14. Ctrl+X to save the file & exit nano

15. Give it execute rights

    chmod +x ADBCommandRunner.sh
    

16. Give it a run

     ./ADBCommandRunner.sh
    

    It'll look like this - a bit boring 🥱

    Running SQL commands for Wallet: wallets/Wallet_DEV.zip
    
    Running SQL commands for Wallet: wallets/Wallet_TEST.zip
    

    You can even review detailed output

    nano ADBCommandRunner.log
    

17. Now lets hook this up to run every day

     export EDITOR=nano; crontab -e
    

    Paste this on the last line to run it daily

     0 0 * * * /bin/bash /home/opc/ADBCommandRunner.sh
    

    CTRL+X to save the file and exit

18. If you want to add remove/connections in the future, just modify the JSON file you created earlier.

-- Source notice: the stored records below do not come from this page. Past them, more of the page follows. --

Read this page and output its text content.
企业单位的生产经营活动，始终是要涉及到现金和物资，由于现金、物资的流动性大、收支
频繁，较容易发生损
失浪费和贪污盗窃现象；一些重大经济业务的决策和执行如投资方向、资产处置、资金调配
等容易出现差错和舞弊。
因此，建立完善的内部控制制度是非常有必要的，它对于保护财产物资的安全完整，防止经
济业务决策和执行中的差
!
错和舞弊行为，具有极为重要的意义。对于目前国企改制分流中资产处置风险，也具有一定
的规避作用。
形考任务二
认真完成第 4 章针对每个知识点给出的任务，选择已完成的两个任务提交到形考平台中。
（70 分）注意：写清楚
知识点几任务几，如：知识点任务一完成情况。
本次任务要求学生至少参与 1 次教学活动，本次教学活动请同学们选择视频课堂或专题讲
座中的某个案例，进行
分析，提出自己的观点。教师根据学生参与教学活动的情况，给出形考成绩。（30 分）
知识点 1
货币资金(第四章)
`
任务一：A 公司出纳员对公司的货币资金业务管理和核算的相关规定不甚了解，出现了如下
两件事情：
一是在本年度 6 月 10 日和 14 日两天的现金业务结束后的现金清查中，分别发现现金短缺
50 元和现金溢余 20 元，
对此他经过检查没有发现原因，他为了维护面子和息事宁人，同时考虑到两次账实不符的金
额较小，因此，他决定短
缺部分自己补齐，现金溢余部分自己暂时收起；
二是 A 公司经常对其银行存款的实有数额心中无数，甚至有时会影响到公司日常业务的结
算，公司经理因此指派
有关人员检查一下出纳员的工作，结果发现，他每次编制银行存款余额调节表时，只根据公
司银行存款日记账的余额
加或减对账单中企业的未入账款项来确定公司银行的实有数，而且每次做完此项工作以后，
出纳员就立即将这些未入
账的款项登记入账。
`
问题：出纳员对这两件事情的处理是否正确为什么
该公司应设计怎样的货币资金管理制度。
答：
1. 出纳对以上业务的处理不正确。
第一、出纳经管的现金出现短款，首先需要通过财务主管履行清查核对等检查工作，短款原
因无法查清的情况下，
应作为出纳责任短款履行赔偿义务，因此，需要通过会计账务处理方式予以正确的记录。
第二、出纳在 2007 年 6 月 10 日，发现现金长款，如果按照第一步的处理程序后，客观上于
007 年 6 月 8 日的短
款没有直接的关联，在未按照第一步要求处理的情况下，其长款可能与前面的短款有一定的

19. Here is a preview of the log file, running at midnight, in case you were interested.

    Fri Dec 22 00:00:01 GMT 2023: Running SQL commands for Wallet: wallets/Wallet_DEV.zip
    
    SQLcl: Release 23.3 Production on Fri Dec 22 00:00:04 2023
    
    Copyright (c) 1982, 2023, Oracle.  All rights reserved.
    
    Connected.
    
    MSG        EXECUTION_TIME
    __________ ______________________________________
    DEV        22-DEC-23 12.00.07.900757000 AM GMT
    
    Disconnected from Oracle Database 19c Enterprise Edition Release 19.0.0.0.0 - Production
    Version 19.22.0.1.0
    Fri Dec 22 00:00:11 GMT 2023: Running SQL commands for Wallet: wallets/Wallet_TEST.zip
    
    SQLcl: Release 23.3 Production on Fri Dec 22 00:00:12 2023
    
    Copyright (c) 1982, 2023, Oracle.  All rights reserved.
    
    Connected.
    
    MSG        EXECUTION_TIME
    __________ ______________________________________
    TEST       22-DEC-23 12.00.16.048198000 AM GMT
    
    Disconnected from Oracle Database 19c Enterprise Edition Release 19.0.0.0.0 - Production
    Version 19.22.0.1.0
    

ENJOY!

Whats the picture? a cloud-free day on The Stray. Visit Yorkshire!